Overview
FAR 13.402 establishes the specific criteria that must be met to utilize fast payment procedures, which allow the government to pay a contractor's invoice prior to official verification of receipt and acceptance of supplies.
Key Rules
- Thresholds: Individual purchasing instruments generally cannot exceed $45,000, though executive agencies may approve higher limits for specific cases.
- Logistical Necessity: Usage is restricted to situations where geographical separation or poor communication between the receiving and disbursing offices makes payment based on formal acceptance impractical.
- Transfer of Title: Title to supplies must pass to the Government either upon delivery to a common carrier/post office or upon receipt if shipped by other means.
- Contractor Liability: The supplier must explicitly agree to replace, repair, or correct any supplies that are damaged, lost in transit, or non-conforming.
- Scope of Work: The procedure is limited to firm-fixed-price contracts, purchase orders, or delivery orders for supplies.

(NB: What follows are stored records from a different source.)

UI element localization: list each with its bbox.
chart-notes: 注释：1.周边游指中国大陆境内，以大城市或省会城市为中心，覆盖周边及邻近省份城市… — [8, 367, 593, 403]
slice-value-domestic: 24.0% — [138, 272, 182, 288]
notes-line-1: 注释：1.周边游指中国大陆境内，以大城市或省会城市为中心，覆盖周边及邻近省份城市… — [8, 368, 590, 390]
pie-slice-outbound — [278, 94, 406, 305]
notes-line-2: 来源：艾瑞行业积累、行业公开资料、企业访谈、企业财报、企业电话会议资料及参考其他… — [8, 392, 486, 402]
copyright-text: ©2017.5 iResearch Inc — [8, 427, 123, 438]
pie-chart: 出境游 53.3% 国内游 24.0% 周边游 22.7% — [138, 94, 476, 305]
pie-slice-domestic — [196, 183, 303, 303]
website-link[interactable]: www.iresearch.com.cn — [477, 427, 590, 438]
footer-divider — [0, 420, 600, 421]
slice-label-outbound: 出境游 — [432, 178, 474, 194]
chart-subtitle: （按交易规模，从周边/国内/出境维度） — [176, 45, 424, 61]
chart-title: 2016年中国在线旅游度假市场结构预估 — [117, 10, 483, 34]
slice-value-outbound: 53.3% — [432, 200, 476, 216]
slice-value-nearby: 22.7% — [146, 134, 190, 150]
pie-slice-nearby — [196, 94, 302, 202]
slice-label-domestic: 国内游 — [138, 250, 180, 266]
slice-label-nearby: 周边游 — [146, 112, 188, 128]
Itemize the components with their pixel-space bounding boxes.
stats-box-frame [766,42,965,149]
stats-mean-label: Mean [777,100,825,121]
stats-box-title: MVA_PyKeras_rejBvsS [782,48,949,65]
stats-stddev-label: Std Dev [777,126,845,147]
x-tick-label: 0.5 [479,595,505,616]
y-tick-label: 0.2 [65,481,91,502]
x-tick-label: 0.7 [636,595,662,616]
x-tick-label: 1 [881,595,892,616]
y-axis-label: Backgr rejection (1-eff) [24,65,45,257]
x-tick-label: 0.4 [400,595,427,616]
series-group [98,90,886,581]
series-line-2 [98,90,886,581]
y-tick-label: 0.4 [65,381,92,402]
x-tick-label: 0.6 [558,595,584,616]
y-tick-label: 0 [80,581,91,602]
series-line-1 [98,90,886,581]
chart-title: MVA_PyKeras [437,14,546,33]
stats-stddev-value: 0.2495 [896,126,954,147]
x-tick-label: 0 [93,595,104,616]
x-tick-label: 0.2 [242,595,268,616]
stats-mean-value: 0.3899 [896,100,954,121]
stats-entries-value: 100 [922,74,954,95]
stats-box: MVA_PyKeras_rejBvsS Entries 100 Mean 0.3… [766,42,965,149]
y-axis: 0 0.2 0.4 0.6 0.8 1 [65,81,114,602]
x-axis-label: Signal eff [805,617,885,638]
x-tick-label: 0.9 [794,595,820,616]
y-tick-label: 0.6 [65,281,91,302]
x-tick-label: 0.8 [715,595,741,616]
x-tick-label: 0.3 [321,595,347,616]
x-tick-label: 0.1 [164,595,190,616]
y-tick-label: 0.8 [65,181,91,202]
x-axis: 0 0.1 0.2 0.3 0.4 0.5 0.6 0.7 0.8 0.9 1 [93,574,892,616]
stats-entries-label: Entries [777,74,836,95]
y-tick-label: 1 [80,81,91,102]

- Internal Controls: Agencies must have systems to document performance, provide feedback to Contracting Officers regarding deficiencies, and track suppliers who abuse the procedure.
Practical Implications
- Accelerated Cash Flow: This procedure significantly speeds up payment to contractors by bypassing the traditional "three-way match" (contract, invoice, and receiving report) required before disbursement.
- Risk Management: Because the government pays before inspection, it relies heavily on the contractor’s agreement to remedy defects and the agency’s internal "blacklist" of suppliers who have a history of abusing the fast payment system.